I went down a very deep rabbit hole with a near identical sounding issue.

It's a month of my professional life I won't be getting back. So I'll highlight this answer. It may help you fix the root cause.

It's quite unlikely your system clock is spontaneously corrupting itself.

The system clock is maintained by software not hardware. The RTC, if your device has one, is normally just read on startup to recover after reboot. Unless you have a quirky ntpd configuration, you can safely rule out the RTC.

Typically the only thing spontaneously changing you system clock is either an NTP daemon or SNTP daemon. My money would be on an SNTP daemon causing it because NTP daemons check multiple servers and so are pretty fault tolerant.
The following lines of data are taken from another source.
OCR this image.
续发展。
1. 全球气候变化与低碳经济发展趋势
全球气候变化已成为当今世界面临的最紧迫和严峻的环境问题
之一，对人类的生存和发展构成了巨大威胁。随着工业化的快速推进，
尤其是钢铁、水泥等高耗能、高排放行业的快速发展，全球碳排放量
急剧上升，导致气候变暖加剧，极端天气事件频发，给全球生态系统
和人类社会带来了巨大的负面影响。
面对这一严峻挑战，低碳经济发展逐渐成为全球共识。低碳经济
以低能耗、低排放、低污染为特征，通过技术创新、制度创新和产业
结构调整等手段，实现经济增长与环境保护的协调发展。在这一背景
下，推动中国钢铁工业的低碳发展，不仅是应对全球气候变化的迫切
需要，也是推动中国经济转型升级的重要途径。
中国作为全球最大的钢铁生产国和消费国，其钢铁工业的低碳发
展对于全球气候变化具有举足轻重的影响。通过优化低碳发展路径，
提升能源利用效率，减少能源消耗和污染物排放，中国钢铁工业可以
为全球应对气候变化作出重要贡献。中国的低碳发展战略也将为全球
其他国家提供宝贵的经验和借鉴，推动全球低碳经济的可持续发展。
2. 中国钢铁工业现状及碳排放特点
Some home routers do something very dirty. They act as an NTP or SNTP server. But when the router reboots, without an RTC, the router software just uses a fixed date/time (eg: a software patch build date?). Despite the date/time clearly being wrong, their NTP server carries on issuing the wrong date, and only issues the right date when the router itself has updated with NTP or SNTP.

In the case of the BT Home hub I dealt with a few years back, the router reconfigured every device it could using DHCP. It even declared itself a "Stratum 1" NTP server meaning it claimed to be directly connected to a time source (atomic clock).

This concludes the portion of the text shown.